The United States Soccer Federation released a statement Friday night stating that “Grant’s passion for soccer and commitment to enhancing its visibility across our sporting landscape played a vital part in helping to generate interest in and respect for our beautiful game.” Wahl was described as “a compassionate and loving person whose passion for soccer and dedication to journalism were incomparable” by Don Garber, the commissioner of Major League Soccer.
Before enrolling at Princeton University, where he received his degree in 1996, Wahl was raised in Mission, Kansas, a suburb of Kansas City. Wahl fell in love with soccer at Princeton. He covered the team while it was coached by Bob Bradley, who later served as the captain of the American men’s national team at the 2010 World Cup, as a reporter for The Daily Princetonian.
Wahl, one of a select group of journalists who covered soccer full-time, authored hundreds of cover stories for Sports Illustrated and introduced Americans to many of the game’s greatest players, including Neymar and David Beckham, as well as American stars Christian Pulisic and Alex Morgan. The Beckham Experiment is a book he authored on the time Beckham spent playing in Major League Soccer. “Masters of Modern Soccer” is a book he wrote about how the game’s top players think.

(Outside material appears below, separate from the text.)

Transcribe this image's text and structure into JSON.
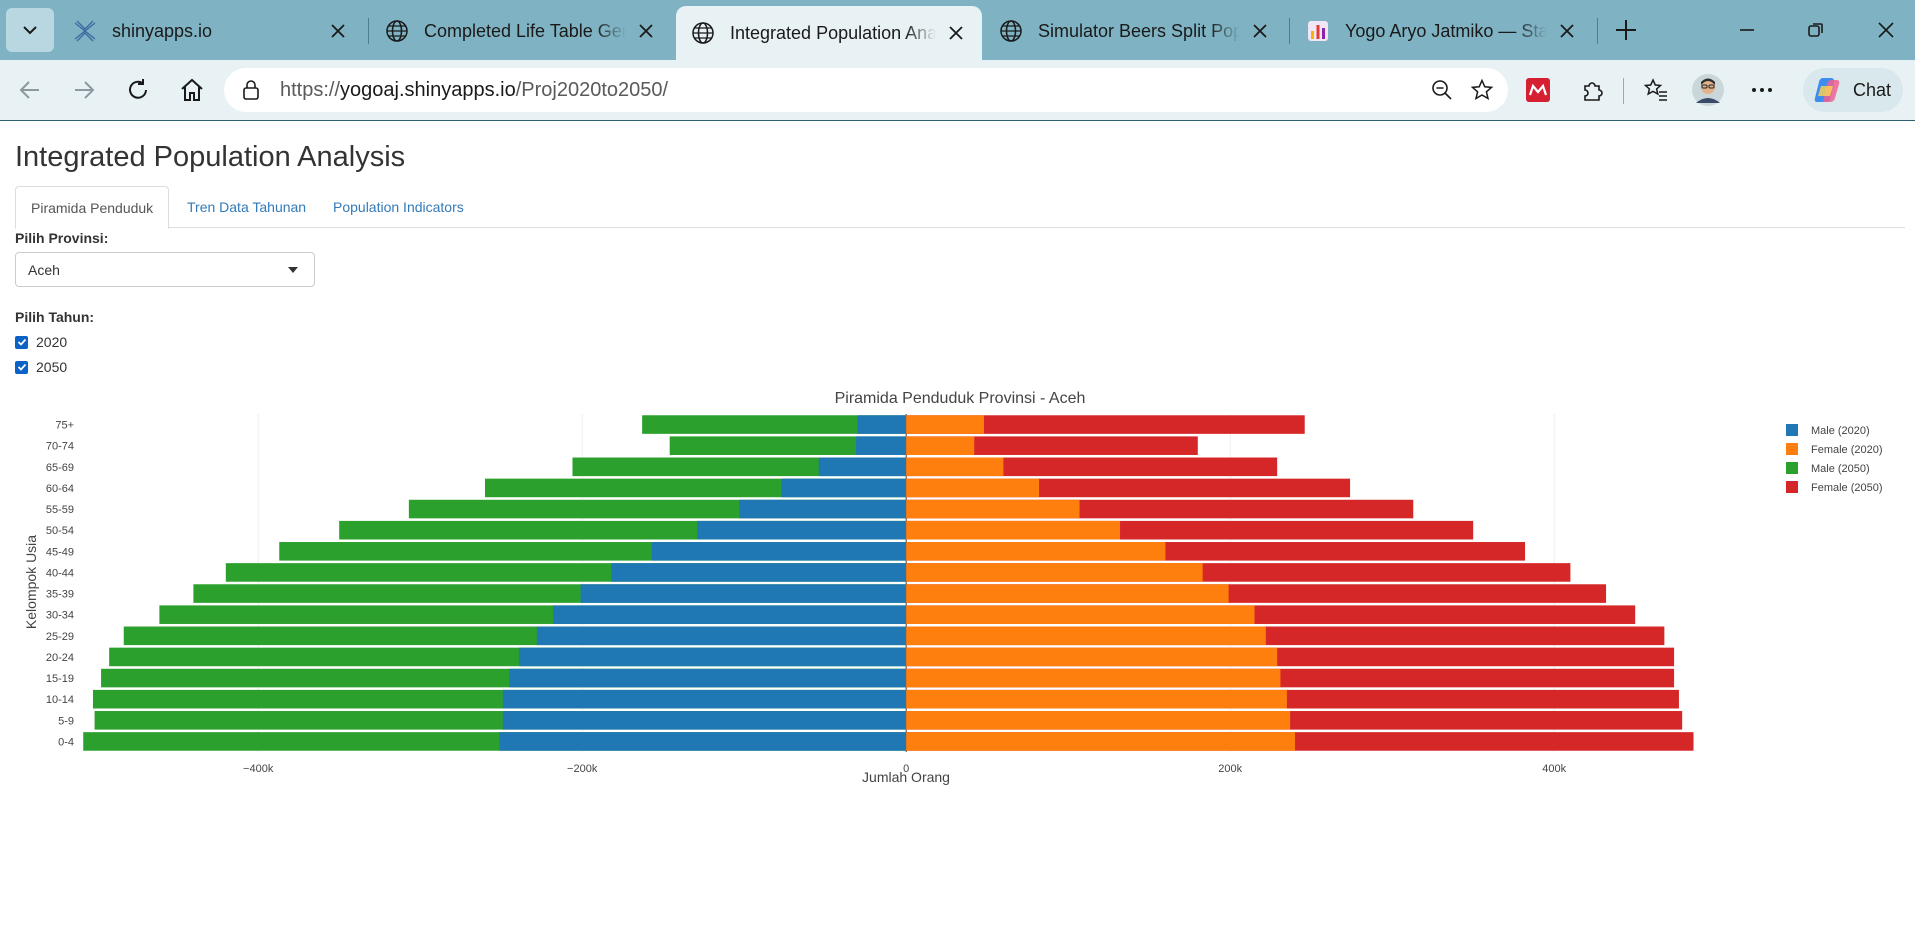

Additionally, Wahl worked on TV projects for Fox Sports and, more recently, CBS. After working for Sports Illustrated for 24 years, Wahl’s stint came to an abrupt end when the magazine’s publisher, Maven, let him go following a disagreement on wage reductions due to the epidemic. But soon after, Wahl broke away on his own, launching a podcast with John Skipper and Dan Le Batard’s Meadowlark Media and an email newsletter called Football with Grant Wahl that attracted thousands of paying members.
He is, in my opinion, the best football journalist in America. As a sort of pioneer, he had this place, according to Chris Wittyngham, his podcast co-host. “He was just really sweet. Although it’s cliche, he had a lot of Midwest charm. Throughout the World Cup, Wahl covered the event from Qatar by producing podcasts every other day and daily articles. In recent days, Wahl has written about health issues he experienced during a stretch of coverage that, according to him, usually only allowed for around five hours of sleep per night.
He claimed that what had appeared to be cold for more than a week had “transformed into something more severe” about the time the United States played the Netherlands on December 3. He stated, “I could feel my upper chest take on a new degree of pressure and agony,” and added that a coronavirus test had come back negative. He claimed that Qatari medical professionals believed he had bronchitis. He claimed that the antibiotics he was given—along with 12 hours of sleep—seemed to be working.
Earlier in the tournament, Wahl gained notoriety for showing support for L.G.B.T.Q. rights by wearing a rainbow T-shirt to the match between Wales and the United States. Because homosexuality is illegal in Qatar, security personnel at stadiums have questioned some supporters who were carrying rainbow flags or wearing rainbow-themed clothes.
Wahl claimed that security personnel at Ahmad bin Ali Stadium kept him for 25 minutes and instructed him to remove his shirt because it was political. When Wahl resisted, a security guard eventually expressed regret and permitted him entry. He celebrated his birthday, which was on Thursday, according to Scanlan, at his flat in Qatar on Wednesday night.